I kept forgetting English words. One note to the nurses was ‘a wire to clean my teeth’. It felt like something was stuck between them and I meant floss. Actually my tongue was numb and my teeth were fine. The only thing that calmed me was when Rehanna came. She said healing prayers and I started moving my lips to some of them and mouthing ‘Amin’ (our word for ‘amen’) at the end. The television was kept off, except once when they let me watch Masterchef which I used to watch in Mingora and loved but everything was blurred. It was only later I learned that people were not allowed to bring in newspapers or tell me anything as the doctors were worried it could traumatise me.
I was terrified that my father could be dead. Then Fiona brought in a Pakistani newspaper from the week before which had a photograph of my father talking to General Kayani with a shawled figure sitting at the back next to my brother. I could just see her feet. ‘That’s my mother!’ I wrote.
Later that day Dr Javid came in with his mobile phone. ‘We’re going to call your parents,’ he said. My eyes shone with excitement. ‘You won’t cry, you won’t weep,’ he instructed me. He was gruff but very kind, like he had known me for ever. ‘I will give you the mobile and be strong.’ I nodded. He dialled the number, spoke and then gave me the phone.
There was my father’s voice. I couldn’t talk because of the tube in my neck. But I was so happy to hear him. I couldn’t smile because of my face, but it was as if there was a smile inside. ‘I’ll come soon,’ he promised. ‘Now have a rest and in two days we will be there.’ Later he told me that Dr Javid had also ordered him not to cry as that would make us all sadder. The doctor wanted us to be strong for each other. The call did not last long because my parents did not want to tire me out. My mother blessed me with prayers.

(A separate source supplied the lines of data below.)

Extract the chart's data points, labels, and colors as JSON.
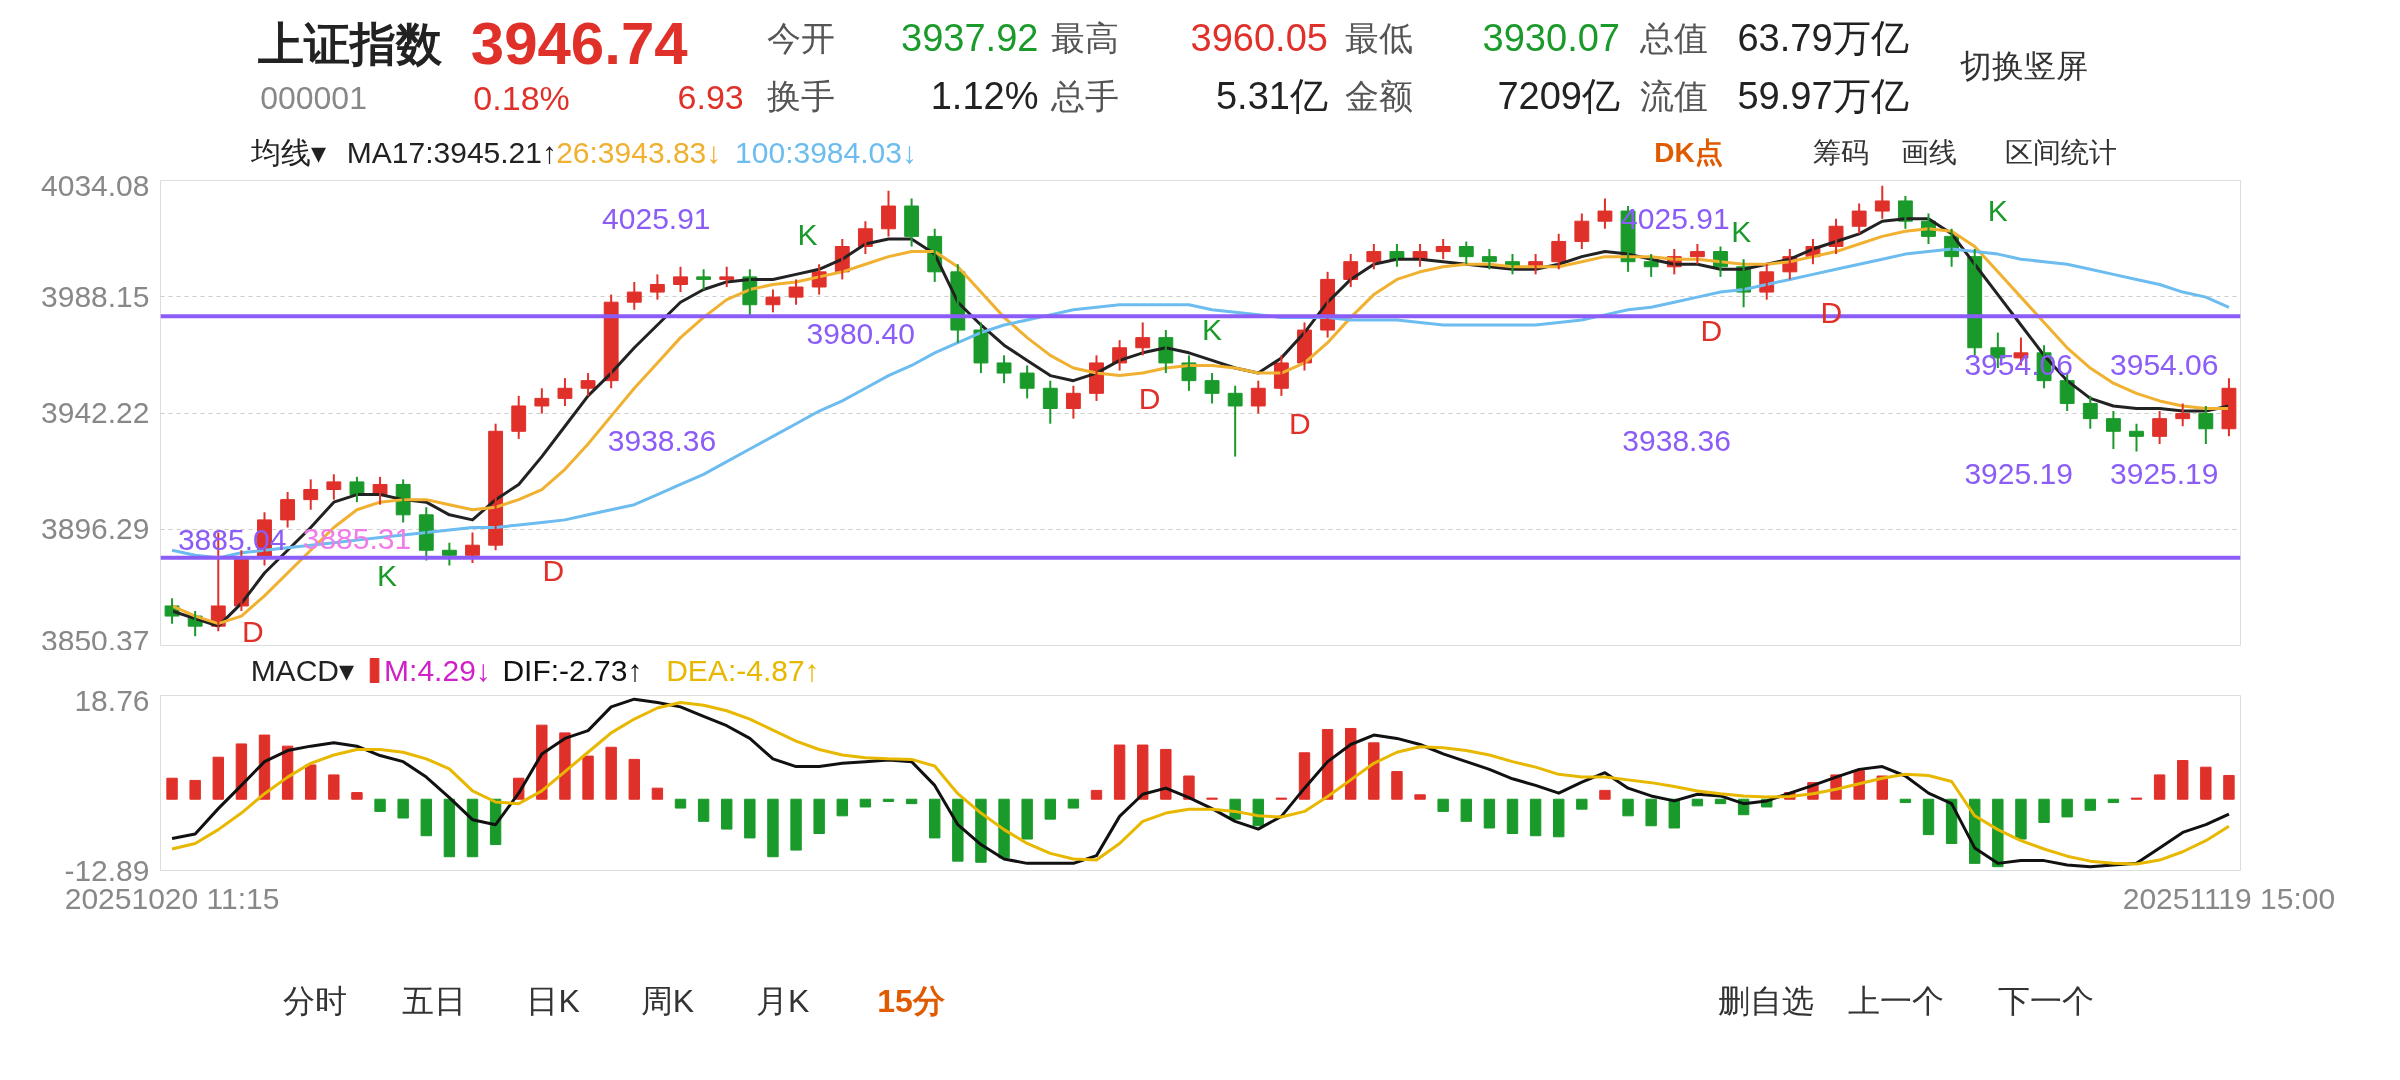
{
  "chart_data": [
    {
      "type": "other",
      "annotations": [
        "上证指数",
        "3946.74",
        "000001",
        "0.18%",
        "6.93",
        "今开",
        "3937.92",
        "最高",
        "3960.05",
        "最低",
        "3930.07",
        "总值",
        "63.79万亿",
        "换手",
        "1.12%",
        "总手",
        "5.31亿",
        "金额",
        "7209亿",
        "流值",
        "59.97万亿",
        "切换竖屏",
        "均线▾",
        "DK点",
        "筹码",
        "画线",
        "区间统计"
      ]
    },
    {
      "type": "candlestick",
      "categories": [
        null,
        null,
        null,
        null,
        null,
        null,
        null,
        null,
        null,
        null,
        null,
        null,
        null,
        null,
        null,
        null,
        null,
        null,
        null,
        null,
        null,
        null,
        null,
        null,
        null,
        null,
        null,
        null,
        null,
        null,
        null,
        null,
        null,
        null,
        null,
        null,
        null,
        null,
        null,
        null,
        null,
        null,
        null,
        null,
        null,
        null,
        null,
        null,
        null,
        null,
        null,
        null,
        null,
        null,
        null,
        null,
        null,
        null,
        null,
        null,
        null,
        null,
        null,
        null,
        null,
        null,
        null,
        null,
        null,
        null,
        null,
        null,
        null,
        null,
        null,
        null,
        null,
        null,
        null,
        null,
        null,
        null,
        null,
        null,
        null,
        null,
        null,
        null,
        null,
        null
      ],
      "ohlc": [
        [
          3866,
          3869,
          3859,
          3862
        ],
        [
          3862,
          3864,
          3854,
          3858
        ],
        [
          3858,
          3895,
          3856,
          3866
        ],
        [
          3866,
          3888,
          3864,
          3885
        ],
        [
          3885,
          3903,
          3882,
          3900
        ],
        [
          3900,
          3911,
          3897,
          3908
        ],
        [
          3908,
          3916,
          3904,
          3912
        ],
        [
          3912,
          3918,
          3908,
          3915
        ],
        [
          3915,
          3917,
          3907,
          3910
        ],
        [
          3910,
          3917,
          3906,
          3914
        ],
        [
          3914,
          3916,
          3899,
          3902
        ],
        [
          3902,
          3905,
          3884,
          3888
        ],
        [
          3888,
          3891,
          3882,
          3886
        ],
        [
          3886,
          3895,
          3883,
          3890
        ],
        [
          3890,
          3938,
          3888,
          3935
        ],
        [
          3935,
          3949,
          3932,
          3945
        ],
        [
          3945,
          3952,
          3942,
          3948
        ],
        [
          3948,
          3956,
          3945,
          3952
        ],
        [
          3952,
          3958,
          3949,
          3955
        ],
        [
          3955,
          3989,
          3952,
          3986
        ],
        [
          3986,
          3994,
          3983,
          3990
        ],
        [
          3990,
          3997,
          3987,
          3993
        ],
        [
          3993,
          4000,
          3990,
          3996
        ],
        [
          3996,
          3999,
          3991,
          3995
        ],
        [
          3995,
          4000,
          3992,
          3996
        ],
        [
          3996,
          3999,
          3980,
          3985
        ],
        [
          3985,
          3991,
          3982,
          3988
        ],
        [
          3988,
          3995,
          3985,
          3992
        ],
        [
          3992,
          4001,
          3989,
          3998
        ],
        [
          3998,
          4011,
          3995,
          4008
        ],
        [
          4008,
          4018,
          4005,
          4015
        ],
        [
          4015,
          4030,
          4012,
          4024
        ],
        [
          4024,
          4027,
          4008,
          4012
        ],
        [
          4012,
          4015,
          3994,
          3998
        ],
        [
          3998,
          4001,
          3970,
          3975
        ],
        [
          3975,
          3978,
          3958,
          3962
        ],
        [
          3962,
          3965,
          3954,
          3958
        ],
        [
          3958,
          3961,
          3948,
          3952
        ],
        [
          3952,
          3955,
          3938,
          3944
        ],
        [
          3944,
          3953,
          3940,
          3950
        ],
        [
          3950,
          3965,
          3947,
          3962
        ],
        [
          3962,
          3971,
          3959,
          3968
        ],
        [
          3968,
          3978,
          3965,
          3972
        ],
        [
          3972,
          3975,
          3958,
          3962
        ],
        [
          3962,
          3965,
          3951,
          3955
        ],
        [
          3955,
          3958,
          3946,
          3950
        ],
        [
          3950,
          3953,
          3925,
          3945
        ],
        [
          3945,
          3955,
          3942,
          3952
        ],
        [
          3952,
          3965,
          3949,
          3962
        ],
        [
          3962,
          3978,
          3959,
          3975
        ],
        [
          3975,
          3998,
          3972,
          3995
        ],
        [
          3995,
          4005,
          3992,
          4002
        ],
        [
          4002,
          4009,
          3999,
          4006
        ],
        [
          4006,
          4009,
          4000,
          4003
        ],
        [
          4003,
          4009,
          4000,
          4006
        ],
        [
          4006,
          4011,
          4003,
          4008
        ],
        [
          4008,
          4010,
          4001,
          4004
        ],
        [
          4004,
          4007,
          3999,
          4002
        ],
        [
          4002,
          4005,
          3997,
          4000
        ],
        [
          4000,
          4005,
          3997,
          4002
        ],
        [
          4002,
          4013,
          3999,
          4010
        ],
        [
          4010,
          4021,
          4007,
          4018
        ],
        [
          4018,
          4027,
          4015,
          4022
        ],
        [
          4022,
          4024,
          3998,
          4002
        ],
        [
          4002,
          4005,
          3996,
          4000
        ],
        [
          4000,
          4007,
          3997,
          4004
        ],
        [
          4004,
          4009,
          4001,
          4006
        ],
        [
          4006,
          4008,
          3996,
          4000
        ],
        [
          4000,
          4003,
          3984,
          3990
        ],
        [
          3990,
          4001,
          3987,
          3998
        ],
        [
          3998,
          4007,
          3995,
          4004
        ],
        [
          4004,
          4011,
          4001,
          4008
        ],
        [
          4008,
          4019,
          4005,
          4016
        ],
        [
          4016,
          4025,
          4013,
          4022
        ],
        [
          4022,
          4032,
          4019,
          4026
        ],
        [
          4026,
          4028,
          4015,
          4018
        ],
        [
          4018,
          4021,
          4009,
          4012
        ],
        [
          4012,
          4015,
          4000,
          4004
        ],
        [
          4004,
          4007,
          3965,
          3968
        ],
        [
          3968,
          3974,
          3960,
          3964
        ],
        [
          3964,
          3972,
          3961,
          3966
        ],
        [
          3966,
          3969,
          3952,
          3955
        ],
        [
          3955,
          3958,
          3943,
          3946
        ],
        [
          3946,
          3949,
          3936,
          3940
        ],
        [
          3940,
          3943,
          3928,
          3935
        ],
        [
          3935,
          3938,
          3927,
          3933
        ],
        [
          3933,
          3943,
          3930,
          3940
        ],
        [
          3940,
          3946,
          3937,
          3942
        ],
        [
          3942,
          3945,
          3930,
          3936
        ],
        [
          3936,
          3956,
          3933,
          3952
        ]
      ],
      "colors": [
        "#1a9a2a",
        "#1a9a2a",
        "#e0302a",
        "#e0302a",
        "#e0302a",
        "#e0302a",
        "#e0302a",
        "#e0302a",
        "#1a9a2a",
        "#e0302a",
        "#1a9a2a",
        "#1a9a2a",
        "#1a9a2a",
        "#e0302a",
        "#e0302a",
        "#e0302a",
        "#e0302a",
        "#e0302a",
        "#e0302a",
        "#e0302a",
        "#e0302a",
        "#e0302a",
        "#e0302a",
        "#1a9a2a",
        "#e0302a",
        "#1a9a2a",
        "#e0302a",
        "#e0302a",
        "#e0302a",
        "#e0302a",
        "#e0302a",
        "#e0302a",
        "#1a9a2a",
        "#1a9a2a",
        "#1a9a2a",
        "#1a9a2a",
        "#1a9a2a",
        "#1a9a2a",
        "#1a9a2a",
        "#e0302a",
        "#e0302a",
        "#e0302a",
        "#e0302a",
        "#1a9a2a",
        "#1a9a2a",
        "#1a9a2a",
        "#1a9a2a",
        "#e0302a",
        "#e0302a",
        "#e0302a",
        "#e0302a",
        "#e0302a",
        "#e0302a",
        "#1a9a2a",
        "#e0302a",
        "#e0302a",
        "#1a9a2a",
        "#1a9a2a",
        "#1a9a2a",
        "#e0302a",
        "#e0302a",
        "#e0302a",
        "#e0302a",
        "#1a9a2a",
        "#1a9a2a",
        "#e0302a",
        "#e0302a",
        "#1a9a2a",
        "#1a9a2a",
        "#e0302a",
        "#e0302a",
        "#e0302a",
        "#e0302a",
        "#e0302a",
        "#e0302a",
        "#1a9a2a",
        "#1a9a2a",
        "#1a9a2a",
        "#1a9a2a",
        "#1a9a2a",
        "#e0302a",
        "#1a9a2a",
        "#1a9a2a",
        "#1a9a2a",
        "#1a9a2a",
        "#1a9a2a",
        "#e0302a",
        "#e0302a",
        "#1a9a2a",
        "#e0302a"
      ],
      "series": [
        {
          "name": "MA17:3945.21↑",
          "type": "line",
          "color": "#222222",
          "values": [
            3864,
            3861,
            3858,
            3867,
            3879,
            3888,
            3897,
            3907,
            3910,
            3910,
            3908,
            3907,
            3902,
            3900,
            3908,
            3914,
            3925,
            3937,
            3949,
            3958,
            3968,
            3977,
            3986,
            3991,
            3994,
            3995,
            3995,
            3997,
            3999,
            4003,
            4009,
            4011,
            4011,
            4005,
            3986,
            3977,
            3969,
            3963,
            3957,
            3955,
            3958,
            3963,
            3966,
            3968,
            3966,
            3963,
            3960,
            3958,
            3964,
            3974,
            3986,
            3995,
            4001,
            4003,
            4003,
            4002,
            4001,
            4000,
            3999,
            3999,
            4001,
            4004,
            4006,
            4005,
            4003,
            4001,
            4001,
            3999,
            3999,
            4001,
            4003,
            4007,
            4010,
            4013,
            4018,
            4019,
            4019,
            4013,
            4001,
            3989,
            3977,
            3965,
            3955,
            3948,
            3945,
            3944,
            3944,
            3943,
            3943,
            3945
          ]
        },
        {
          "name": "26:3943.83↓",
          "type": "line",
          "color": "#f0b030",
          "values": [
            3866,
            3862,
            3859,
            3862,
            3870,
            3879,
            3888,
            3897,
            3904,
            3907,
            3908,
            3908,
            3906,
            3904,
            3905,
            3908,
            3912,
            3920,
            3930,
            3941,
            3952,
            3962,
            3972,
            3980,
            3987,
            3991,
            3993,
            3994,
            3996,
            3998,
            4001,
            4004,
            4006,
            4006,
            4000,
            3990,
            3980,
            3972,
            3965,
            3960,
            3958,
            3957,
            3958,
            3960,
            3961,
            3961,
            3960,
            3958,
            3958,
            3962,
            3970,
            3980,
            3989,
            3995,
            3998,
            4000,
            4001,
            4001,
            4000,
            4000,
            4000,
            4002,
            4004,
            4004,
            4004,
            4003,
            4003,
            4002,
            4001,
            4001,
            4002,
            4004,
            4006,
            4009,
            4012,
            4014,
            4015,
            4014,
            4008,
            3998,
            3988,
            3978,
            3968,
            3960,
            3954,
            3950,
            3947,
            3945,
            3944,
            3944
          ]
        },
        {
          "name": "100:3984.03↓",
          "type": "line",
          "color": "#6cbcf0",
          "values": [
            3888,
            3886,
            3885,
            3887,
            3888,
            3889,
            3890,
            3891,
            3892,
            3893,
            3894,
            3895,
            3896,
            3897,
            3897,
            3898,
            3899,
            3900,
            3902,
            3904,
            3906,
            3910,
            3914,
            3918,
            3923,
            3928,
            3933,
            3938,
            3943,
            3947,
            3952,
            3957,
            3961,
            3966,
            3970,
            3974,
            3977,
            3979,
            3981,
            3983,
            3984,
            3985,
            3985,
            3985,
            3985,
            3983,
            3982,
            3981,
            3980,
            3980,
            3980,
            3979,
            3979,
            3979,
            3978,
            3977,
            3977,
            3977,
            3977,
            3977,
            3978,
            3979,
            3981,
            3983,
            3984,
            3986,
            3988,
            3990,
            3991,
            3993,
            3995,
            3997,
            3999,
            4001,
            4003,
            4005,
            4006,
            4007,
            4006,
            4005,
            4003,
            4002,
            4001,
            3999,
            3997,
            3995,
            3993,
            3990,
            3988,
            3984
          ]
        }
      ],
      "ylim": [
        3850.37,
        4034.08
      ],
      "yticks": [
        3850.37,
        3896.29,
        3942.22,
        3988.15,
        4034.08
      ],
      "grid": "y",
      "legend": "top left",
      "tick_labels": "y",
      "ref_lines": [
        {
          "axis": "y",
          "value": 3980.4,
          "label": "3980.40",
          "color": "#8b5cf6"
        },
        {
          "axis": "y",
          "value": 3885.04,
          "label": "3885.04",
          "color": "#8b5cf6"
        }
      ],
      "annotations": [
        "4025.91",
        "3938.36",
        "4025.91",
        "3938.36",
        "3954.06",
        "3954.06",
        "3925.19",
        "3925.19",
        "3885.31",
        "D",
        "K",
        "D",
        "K",
        "D",
        "K",
        "D",
        "D",
        "K",
        "D",
        "K"
      ]
    },
    {
      "type": "line",
      "categories": [
        "20251020 11:15",
        null,
        null,
        null,
        null,
        null,
        null,
        null,
        null,
        null,
        null,
        null,
        null,
        null,
        null,
        null,
        null,
        null,
        null,
        null,
        null,
        null,
        null,
        null,
        null,
        null,
        null,
        null,
        null,
        null,
        null,
        null,
        null,
        null,
        null,
        null,
        null,
        null,
        null,
        null,
        null,
        null,
        null,
        null,
        null,
        null,
        null,
        null,
        null,
        null,
        null,
        null,
        null,
        null,
        null,
        null,
        null,
        null,
        null,
        null,
        null,
        null,
        null,
        null,
        null,
        null,
        null,
        null,
        null,
        null,
        null,
        null,
        null,
        null,
        null,
        null,
        null,
        null,
        null,
        null,
        null,
        null,
        null,
        null,
        null,
        null,
        null,
        null,
        null,
        "20251119 15:00"
      ],
      "series": [
        {
          "name": "M:4.29↓",
          "type": "bar",
          "values": [
            3.8,
            3.4,
            7.6,
            10,
            11.6,
            9.6,
            6.2,
            4.4,
            1.2,
            -2.2,
            -3.4,
            -6.6,
            -10.4,
            -10.4,
            -8.2,
            3.8,
            13.4,
            12,
            7.8,
            9.4,
            7.2,
            2,
            -1.6,
            -4,
            -5.4,
            -7,
            -10.4,
            -9.2,
            -6.2,
            -3,
            -1.4,
            -0.4,
            -0.8,
            -7,
            -11.2,
            -11.4,
            -10.6,
            -7.2,
            -3.6,
            -1.6,
            1.6,
            9.8,
            9.8,
            9,
            4.2,
            0.2,
            -3.6,
            -4.8,
            0.2,
            8.4,
            12.6,
            12.8,
            10.2,
            5,
            0.8,
            -2.2,
            -4,
            -5.2,
            -6.2,
            -6.6,
            -6.8,
            -1.8,
            1.6,
            -3,
            -4.8,
            -5.2,
            -1.2,
            -0.8,
            -2.8,
            -1.4,
            1.2,
            3,
            4.4,
            5.2,
            4.2,
            -0.6,
            -6.4,
            -8,
            -11.6,
            -12.2,
            -7.2,
            -4.2,
            -3.2,
            -2,
            -0.6,
            0.2,
            4.4,
            7,
            5.8,
            4.3
          ],
          "colors": [
            "#e0302a",
            "#e0302a",
            "#e0302a",
            "#e0302a",
            "#e0302a",
            "#e0302a",
            "#e0302a",
            "#e0302a",
            "#e0302a",
            "#1a9a2a",
            "#1a9a2a",
            "#1a9a2a",
            "#1a9a2a",
            "#1a9a2a",
            "#1a9a2a",
            "#e0302a",
            "#e0302a",
            "#e0302a",
            "#e0302a",
            "#e0302a",
            "#e0302a",
            "#e0302a",
            "#1a9a2a",
            "#1a9a2a",
            "#1a9a2a",
            "#1a9a2a",
            "#1a9a2a",
            "#1a9a2a",
            "#1a9a2a",
            "#1a9a2a",
            "#1a9a2a",
            "#1a9a2a",
            "#1a9a2a",
            "#1a9a2a",
            "#1a9a2a",
            "#1a9a2a",
            "#1a9a2a",
            "#1a9a2a",
            "#1a9a2a",
            "#1a9a2a",
            "#e0302a",
            "#e0302a",
            "#e0302a",
            "#e0302a",
            "#e0302a",
            "#e0302a",
            "#1a9a2a",
            "#1a9a2a",
            "#e0302a",
            "#e0302a",
            "#e0302a",
            "#e0302a",
            "#e0302a",
            "#e0302a",
            "#e0302a",
            "#1a9a2a",
            "#1a9a2a",
            "#1a9a2a",
            "#1a9a2a",
            "#1a9a2a",
            "#1a9a2a",
            "#1a9a2a",
            "#e0302a",
            "#1a9a2a",
            "#1a9a2a",
            "#1a9a2a",
            "#1a9a2a",
            "#1a9a2a",
            "#1a9a2a",
            "#1a9a2a",
            "#e0302a",
            "#e0302a",
            "#e0302a",
            "#e0302a",
            "#e0302a",
            "#1a9a2a",
            "#1a9a2a",
            "#1a9a2a",
            "#1a9a2a",
            "#1a9a2a",
            "#1a9a2a",
            "#1a9a2a",
            "#1a9a2a",
            "#1a9a2a",
            "#1a9a2a",
            "#e0302a",
            "#e0302a",
            "#e0302a",
            "#e0302a",
            "#e0302a"
          ]
        },
        {
          "name": "DIF:-2.73↑",
          "type": "line",
          "color": "#111111",
          "values": [
            -7.1,
            -6.3,
            -1.7,
            2.5,
            6.8,
            8.8,
            9.6,
            10.2,
            9.6,
            7.9,
            6.8,
            4.0,
            0.3,
            -3.7,
            -4.6,
            1.1,
            8.2,
            11.0,
            12.4,
            16.7,
            18.1,
            17.5,
            16.7,
            15.0,
            13.3,
            11.0,
            7.3,
            5.9,
            5.9,
            6.5,
            6.8,
            7.1,
            6.8,
            2.5,
            -4.6,
            -8.2,
            -10.8,
            -11.6,
            -11.6,
            -11.6,
            -10.2,
            -3.1,
            0.9,
            2.0,
            0.3,
            -1.7,
            -4.0,
            -5.4,
            -3.1,
            2.0,
            6.8,
            9.9,
            11.6,
            11.0,
            9.9,
            8.2,
            6.8,
            5.4,
            3.7,
            2.5,
            1.1,
            3.1,
            4.8,
            2.0,
            0.6,
            -0.3,
            0.9,
            0.6,
            -0.8,
            -0.3,
            1.1,
            2.5,
            4.0,
            5.4,
            5.9,
            4.2,
            1.1,
            -0.8,
            -8.8,
            -11.6,
            -11.1,
            -11.1,
            -11.9,
            -12.2,
            -11.9,
            -11.6,
            -8.8,
            -6.0,
            -4.6,
            -2.7
          ]
        },
        {
          "name": "DEA:-4.87↑",
          "type": "line",
          "color": "#e8b800",
          "values": [
            -9,
            -8,
            -5.5,
            -2.5,
            1,
            4,
            6.5,
            8,
            9,
            9,
            8.5,
            7.3,
            5.5,
            1.5,
            -0.5,
            -0.8,
            1.5,
            5,
            8.5,
            12,
            14.5,
            16.5,
            17.5,
            17,
            16,
            14.5,
            12.5,
            10.5,
            9,
            8,
            7.5,
            7.3,
            7.2,
            6,
            1,
            -2.5,
            -5.5,
            -8,
            -9.8,
            -10.8,
            -11,
            -8,
            -4,
            -2.5,
            -1.8,
            -1.8,
            -2.2,
            -3,
            -3.2,
            -2.2,
            0.5,
            3.5,
            6.5,
            8.5,
            9.5,
            9.3,
            8.8,
            8,
            6.8,
            5.8,
            4.5,
            4,
            4,
            3.5,
            3,
            2.3,
            1.5,
            1,
            0.6,
            0.4,
            0.5,
            1,
            1.8,
            2.8,
            3.8,
            4.5,
            4.3,
            3.2,
            -3,
            -5.5,
            -7.5,
            -9,
            -10.3,
            -11.2,
            -11.6,
            -11.7,
            -11,
            -9.5,
            -7.5,
            -4.9
          ]
        }
      ],
      "ylim": [
        -12.89,
        18.76
      ],
      "yticks": [
        -12.89,
        18.76
      ],
      "legend": "top left",
      "annotations": [
        "MACD▾"
      ]
    },
    {
      "type": "other",
      "annotations": [
        "分时",
        "五日",
        "日K",
        "周K",
        "月K",
        "15分",
        "删自选",
        "上一个",
        "下一个"
      ]
    }
  ]
}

I still presumed that the reason they weren’t with me was because my father didn’t have the money to pay for my treatment. That’s why he was still in Pakistan, to sell our land in the village and also our school. But our land was small and I knew our school buildings and our house were rented, so what could he sell? Perhaps he was asking rich people for a loan.
*
Even after the call, my parents were not completely reassured. They hadn’t actually heard my voice and were still cut off from the outside world. People who visited them were bringing conflicting reports. One of those visitors was Major General Ghulam Qamar, head of military operations in Swat. ‘There is good news coming from the UK,’ he told my father. ‘We are very happy our daughter has survived.’ He said ‘our’ because now I was seen as the daughter of the nation.
The general told my father that they were carrying out door-to-door searches throughout Swat and monitoring the borders. He said they knew that the people who had targeted me came from a gang of twenty-two Taliban men and that they were the same gang who had attacked Zahid Khan, my father’s friend who had been shot two months earlier.
My father said nothing but he was outraged. The army had been saying for ages that there were no Taliban in Mingora and that they had cleared them all out. Now this general was telling him that there had been twenty-two of them in our town for at least two months. The army had also insisted Zahid Khan was shot in a family feud and not by the Taliban. Now they were saying I had been targeted by the same Taliban as him. My father wanted to say, ‘You knew there were Taliban in the valley for two months. You knew they wanted to kill my daughter and you didn’t stop them?’ But he realised it would get him nowhere.
The general hadn’t finished. He told my father that although it was good news that I had regained consciousness there was a problem with my eyesight. My father was confused.